Partners in crime
The Guardian Weekly|June 28, 2024
Vladimir Putin's defiant friendship pact with Kim Jong-un and North Korea marks a return to cold war politics - and raises big questions not just for Washington and Seoul, but also for Beijing
Andrew Roth
Partners in crime

A quarter of a century ago, Vladimir Putin flew to Pyongyang to sign a "friendship treaty" with Kim Jong-il that helped revive Russia's relations with North Korea without obliging the two sides to come to each other's aid in case of a military attack.

With his visit last week, Putin has in effect gone further into the past, signing a deal with Kim Jong-un reminiscent of the 1961 security pact that existed under the Soviet Union during the cold war. But today Russia is engaged in a hot war in Ukraine that Putin has made his foreign policy priority, and a nuclear North Korea has become a crucial lifeline of munitions for his military.

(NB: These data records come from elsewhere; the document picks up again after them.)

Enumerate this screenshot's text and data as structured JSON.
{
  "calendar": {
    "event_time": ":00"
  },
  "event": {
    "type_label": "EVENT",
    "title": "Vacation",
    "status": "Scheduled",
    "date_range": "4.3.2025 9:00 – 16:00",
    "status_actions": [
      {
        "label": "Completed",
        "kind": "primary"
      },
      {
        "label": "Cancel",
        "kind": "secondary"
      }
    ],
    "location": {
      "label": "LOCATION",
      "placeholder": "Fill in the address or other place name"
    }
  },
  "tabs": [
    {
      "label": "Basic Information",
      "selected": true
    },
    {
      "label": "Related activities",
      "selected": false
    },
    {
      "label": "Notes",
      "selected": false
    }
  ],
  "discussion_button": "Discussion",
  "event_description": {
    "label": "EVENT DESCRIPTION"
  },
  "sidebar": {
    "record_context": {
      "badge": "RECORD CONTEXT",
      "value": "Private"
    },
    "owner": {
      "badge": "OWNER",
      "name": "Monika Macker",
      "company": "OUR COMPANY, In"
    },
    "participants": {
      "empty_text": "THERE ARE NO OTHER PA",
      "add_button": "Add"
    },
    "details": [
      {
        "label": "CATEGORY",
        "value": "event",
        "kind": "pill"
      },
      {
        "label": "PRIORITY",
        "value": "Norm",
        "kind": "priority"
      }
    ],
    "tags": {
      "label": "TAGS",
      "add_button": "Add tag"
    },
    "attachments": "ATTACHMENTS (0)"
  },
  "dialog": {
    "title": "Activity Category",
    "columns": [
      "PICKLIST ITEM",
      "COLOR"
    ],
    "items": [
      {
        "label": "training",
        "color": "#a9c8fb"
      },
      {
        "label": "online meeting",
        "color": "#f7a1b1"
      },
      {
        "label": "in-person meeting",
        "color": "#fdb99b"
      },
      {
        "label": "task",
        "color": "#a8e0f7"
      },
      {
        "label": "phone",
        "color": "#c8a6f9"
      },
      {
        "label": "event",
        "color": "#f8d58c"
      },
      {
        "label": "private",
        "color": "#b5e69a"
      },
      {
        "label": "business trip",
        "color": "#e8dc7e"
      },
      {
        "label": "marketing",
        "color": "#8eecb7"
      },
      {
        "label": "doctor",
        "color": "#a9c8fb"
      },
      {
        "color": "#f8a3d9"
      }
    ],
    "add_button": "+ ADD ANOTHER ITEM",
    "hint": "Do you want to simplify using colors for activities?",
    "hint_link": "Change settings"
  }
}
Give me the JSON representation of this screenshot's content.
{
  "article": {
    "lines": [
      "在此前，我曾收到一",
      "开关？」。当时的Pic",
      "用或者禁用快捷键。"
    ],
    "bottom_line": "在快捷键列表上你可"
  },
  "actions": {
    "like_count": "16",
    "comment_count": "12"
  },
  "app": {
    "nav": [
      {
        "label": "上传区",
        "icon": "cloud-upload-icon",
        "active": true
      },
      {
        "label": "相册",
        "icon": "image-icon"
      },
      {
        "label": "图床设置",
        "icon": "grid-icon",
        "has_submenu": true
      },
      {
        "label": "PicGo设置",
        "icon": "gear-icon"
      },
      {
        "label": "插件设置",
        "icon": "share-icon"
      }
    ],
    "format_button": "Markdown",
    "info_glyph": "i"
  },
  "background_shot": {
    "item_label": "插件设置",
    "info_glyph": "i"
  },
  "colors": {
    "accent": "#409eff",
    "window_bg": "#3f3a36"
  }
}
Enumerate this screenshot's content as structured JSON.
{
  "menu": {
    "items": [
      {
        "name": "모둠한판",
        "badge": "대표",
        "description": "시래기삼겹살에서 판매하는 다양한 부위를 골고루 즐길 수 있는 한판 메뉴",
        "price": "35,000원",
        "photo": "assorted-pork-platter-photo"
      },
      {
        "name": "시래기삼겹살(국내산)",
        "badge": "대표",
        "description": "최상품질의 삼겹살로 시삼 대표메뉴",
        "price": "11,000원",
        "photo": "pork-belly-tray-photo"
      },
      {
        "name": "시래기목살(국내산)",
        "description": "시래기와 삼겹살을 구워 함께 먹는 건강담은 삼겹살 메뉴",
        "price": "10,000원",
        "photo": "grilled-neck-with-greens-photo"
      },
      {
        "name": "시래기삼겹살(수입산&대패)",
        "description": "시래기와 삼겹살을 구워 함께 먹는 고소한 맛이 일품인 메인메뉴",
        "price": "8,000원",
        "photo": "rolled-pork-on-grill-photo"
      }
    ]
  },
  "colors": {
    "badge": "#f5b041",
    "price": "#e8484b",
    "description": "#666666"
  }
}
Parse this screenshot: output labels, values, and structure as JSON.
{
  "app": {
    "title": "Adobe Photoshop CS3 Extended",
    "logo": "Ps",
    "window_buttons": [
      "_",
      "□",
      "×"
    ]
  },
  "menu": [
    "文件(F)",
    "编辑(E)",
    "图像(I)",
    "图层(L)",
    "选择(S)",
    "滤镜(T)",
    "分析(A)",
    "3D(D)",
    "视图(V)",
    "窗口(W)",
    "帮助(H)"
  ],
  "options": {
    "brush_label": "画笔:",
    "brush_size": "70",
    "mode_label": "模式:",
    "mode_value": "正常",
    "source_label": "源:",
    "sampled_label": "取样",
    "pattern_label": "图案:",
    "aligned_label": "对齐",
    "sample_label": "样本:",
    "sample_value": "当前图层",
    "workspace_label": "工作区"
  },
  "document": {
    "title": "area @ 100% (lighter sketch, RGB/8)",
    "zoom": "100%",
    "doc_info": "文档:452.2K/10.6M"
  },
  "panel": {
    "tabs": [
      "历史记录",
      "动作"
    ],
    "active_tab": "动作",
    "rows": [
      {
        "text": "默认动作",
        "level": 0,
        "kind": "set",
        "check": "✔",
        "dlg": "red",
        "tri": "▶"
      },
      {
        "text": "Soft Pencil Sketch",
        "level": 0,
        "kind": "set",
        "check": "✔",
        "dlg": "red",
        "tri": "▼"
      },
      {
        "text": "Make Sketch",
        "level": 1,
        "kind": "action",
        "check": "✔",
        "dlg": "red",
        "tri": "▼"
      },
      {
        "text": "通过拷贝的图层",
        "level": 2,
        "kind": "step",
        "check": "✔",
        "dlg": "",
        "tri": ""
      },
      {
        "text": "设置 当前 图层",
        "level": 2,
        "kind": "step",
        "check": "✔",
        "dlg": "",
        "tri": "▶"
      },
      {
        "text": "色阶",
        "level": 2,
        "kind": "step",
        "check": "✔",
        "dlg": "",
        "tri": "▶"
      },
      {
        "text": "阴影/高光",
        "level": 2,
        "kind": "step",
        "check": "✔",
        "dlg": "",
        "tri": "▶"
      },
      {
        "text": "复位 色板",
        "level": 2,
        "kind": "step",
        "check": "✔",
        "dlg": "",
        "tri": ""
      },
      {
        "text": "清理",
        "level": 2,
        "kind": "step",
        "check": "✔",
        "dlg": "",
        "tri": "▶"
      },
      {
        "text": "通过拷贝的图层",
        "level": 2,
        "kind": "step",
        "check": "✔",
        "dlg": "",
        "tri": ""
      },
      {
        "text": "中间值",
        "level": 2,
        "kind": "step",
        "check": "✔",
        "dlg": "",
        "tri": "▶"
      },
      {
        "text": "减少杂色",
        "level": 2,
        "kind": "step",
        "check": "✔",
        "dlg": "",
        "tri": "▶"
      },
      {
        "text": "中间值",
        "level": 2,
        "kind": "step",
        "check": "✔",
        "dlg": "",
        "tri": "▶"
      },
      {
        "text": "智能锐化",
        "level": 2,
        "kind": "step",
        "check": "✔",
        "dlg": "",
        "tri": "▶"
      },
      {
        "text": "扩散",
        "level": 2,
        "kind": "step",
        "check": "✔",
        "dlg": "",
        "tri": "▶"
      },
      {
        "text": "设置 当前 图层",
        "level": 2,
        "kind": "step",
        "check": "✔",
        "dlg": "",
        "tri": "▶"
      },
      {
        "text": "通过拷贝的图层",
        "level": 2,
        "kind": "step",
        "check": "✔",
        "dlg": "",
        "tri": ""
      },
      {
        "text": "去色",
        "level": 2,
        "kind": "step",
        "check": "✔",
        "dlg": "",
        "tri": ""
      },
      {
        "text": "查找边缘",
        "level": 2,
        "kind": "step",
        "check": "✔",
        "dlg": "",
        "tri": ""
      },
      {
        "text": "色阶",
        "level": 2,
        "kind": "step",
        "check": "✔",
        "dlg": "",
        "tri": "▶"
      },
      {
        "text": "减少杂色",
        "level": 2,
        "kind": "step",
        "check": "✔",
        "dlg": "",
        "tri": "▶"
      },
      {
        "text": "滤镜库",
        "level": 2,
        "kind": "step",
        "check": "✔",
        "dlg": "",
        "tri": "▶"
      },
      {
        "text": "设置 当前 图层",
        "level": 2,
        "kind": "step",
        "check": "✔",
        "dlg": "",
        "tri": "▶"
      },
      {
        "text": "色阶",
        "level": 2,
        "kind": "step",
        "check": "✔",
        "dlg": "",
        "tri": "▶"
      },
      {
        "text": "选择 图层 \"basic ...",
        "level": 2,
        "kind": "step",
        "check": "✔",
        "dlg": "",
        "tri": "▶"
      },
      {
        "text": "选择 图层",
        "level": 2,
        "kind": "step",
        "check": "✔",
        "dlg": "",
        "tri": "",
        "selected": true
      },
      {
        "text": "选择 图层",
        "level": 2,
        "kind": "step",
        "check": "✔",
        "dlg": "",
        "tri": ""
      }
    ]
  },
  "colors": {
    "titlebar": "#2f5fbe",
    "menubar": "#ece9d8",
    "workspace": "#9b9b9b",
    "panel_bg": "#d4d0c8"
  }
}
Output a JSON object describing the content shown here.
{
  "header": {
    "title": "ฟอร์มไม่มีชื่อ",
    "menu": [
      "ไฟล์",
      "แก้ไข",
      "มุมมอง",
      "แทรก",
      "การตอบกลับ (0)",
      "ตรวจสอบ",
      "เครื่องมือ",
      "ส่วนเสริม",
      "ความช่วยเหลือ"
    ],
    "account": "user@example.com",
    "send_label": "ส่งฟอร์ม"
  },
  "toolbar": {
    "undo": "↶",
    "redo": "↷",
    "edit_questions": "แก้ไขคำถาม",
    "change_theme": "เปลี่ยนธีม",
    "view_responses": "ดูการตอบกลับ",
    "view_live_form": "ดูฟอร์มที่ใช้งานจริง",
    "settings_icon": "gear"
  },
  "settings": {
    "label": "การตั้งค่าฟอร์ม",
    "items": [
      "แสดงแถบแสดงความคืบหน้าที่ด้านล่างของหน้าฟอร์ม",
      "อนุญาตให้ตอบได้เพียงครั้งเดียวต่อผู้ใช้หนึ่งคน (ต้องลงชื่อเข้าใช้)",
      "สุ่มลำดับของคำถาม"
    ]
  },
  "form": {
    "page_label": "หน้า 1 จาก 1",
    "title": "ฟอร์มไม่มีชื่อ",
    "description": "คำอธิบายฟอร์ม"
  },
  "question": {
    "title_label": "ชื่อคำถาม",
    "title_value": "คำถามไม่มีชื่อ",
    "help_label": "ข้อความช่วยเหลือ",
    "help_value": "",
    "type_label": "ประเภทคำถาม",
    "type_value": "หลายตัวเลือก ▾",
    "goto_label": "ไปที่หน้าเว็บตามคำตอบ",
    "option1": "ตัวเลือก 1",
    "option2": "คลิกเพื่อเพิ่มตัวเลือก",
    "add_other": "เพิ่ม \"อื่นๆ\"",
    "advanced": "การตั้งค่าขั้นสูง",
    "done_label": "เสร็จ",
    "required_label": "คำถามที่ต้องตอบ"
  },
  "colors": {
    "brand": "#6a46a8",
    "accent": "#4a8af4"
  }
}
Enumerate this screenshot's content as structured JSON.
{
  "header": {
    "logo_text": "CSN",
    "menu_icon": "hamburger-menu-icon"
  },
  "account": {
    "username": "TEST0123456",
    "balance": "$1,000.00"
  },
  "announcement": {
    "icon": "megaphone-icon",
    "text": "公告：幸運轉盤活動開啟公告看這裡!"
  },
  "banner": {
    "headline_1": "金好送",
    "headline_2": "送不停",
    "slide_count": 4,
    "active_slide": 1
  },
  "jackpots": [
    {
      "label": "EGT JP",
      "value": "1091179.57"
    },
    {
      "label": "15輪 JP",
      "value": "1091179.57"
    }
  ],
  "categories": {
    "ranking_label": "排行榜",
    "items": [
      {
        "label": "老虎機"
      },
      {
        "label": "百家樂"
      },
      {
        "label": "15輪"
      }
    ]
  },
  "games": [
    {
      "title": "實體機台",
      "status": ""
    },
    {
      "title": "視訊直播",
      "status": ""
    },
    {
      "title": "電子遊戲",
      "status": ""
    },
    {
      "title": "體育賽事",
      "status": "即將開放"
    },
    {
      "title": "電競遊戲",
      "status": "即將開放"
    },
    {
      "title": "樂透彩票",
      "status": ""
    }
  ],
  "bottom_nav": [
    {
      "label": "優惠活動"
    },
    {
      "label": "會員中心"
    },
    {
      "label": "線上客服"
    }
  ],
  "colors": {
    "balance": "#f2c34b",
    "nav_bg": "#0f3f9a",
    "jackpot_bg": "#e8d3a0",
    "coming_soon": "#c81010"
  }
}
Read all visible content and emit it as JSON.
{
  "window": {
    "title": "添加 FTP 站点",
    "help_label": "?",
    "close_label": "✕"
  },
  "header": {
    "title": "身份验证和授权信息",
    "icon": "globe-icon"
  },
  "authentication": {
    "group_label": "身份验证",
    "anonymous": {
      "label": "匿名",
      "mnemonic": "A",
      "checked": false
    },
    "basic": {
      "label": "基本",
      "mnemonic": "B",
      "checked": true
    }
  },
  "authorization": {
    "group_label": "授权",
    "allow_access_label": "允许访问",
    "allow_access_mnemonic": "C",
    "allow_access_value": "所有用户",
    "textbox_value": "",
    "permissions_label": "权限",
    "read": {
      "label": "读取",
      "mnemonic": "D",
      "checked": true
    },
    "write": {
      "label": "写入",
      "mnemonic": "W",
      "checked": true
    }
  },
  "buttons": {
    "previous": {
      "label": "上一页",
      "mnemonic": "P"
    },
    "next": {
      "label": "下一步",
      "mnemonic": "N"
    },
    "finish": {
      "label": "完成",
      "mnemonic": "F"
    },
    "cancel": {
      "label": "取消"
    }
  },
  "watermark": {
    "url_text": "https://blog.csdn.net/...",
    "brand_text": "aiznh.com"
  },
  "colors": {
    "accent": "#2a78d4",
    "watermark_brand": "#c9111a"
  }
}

"The treaty that Putin signed with Kim Jong-un was a return to the cold war, but of course in the cold war North Korea had no nuclear weapons," said Dr Edward Howell, the Korea Foundation fellow with the Asia-Pacific programme at Chatham House, and a lecturer at the University of Oxford.

While last week's summit was years in the making, it nonetheless marked a watershed in Russia's relationship with North Korea, and one that US officials have warned could destabilise an uneasy balancing act in the region.

"Russia has now put in writing just how willing and committed it is to deepening and expanding its cooperation with North Korea," said Jamie Kwong, a fellow in the nuclear policy programme at the Carnegie Endowment for International Peace.

Kim admired Russian space technology and fighter jets during a summit last year with Putin in Russia's far east, and his wishlist could include technologies that would aid North Korea's space and missile programmes, as well as economic and energy support.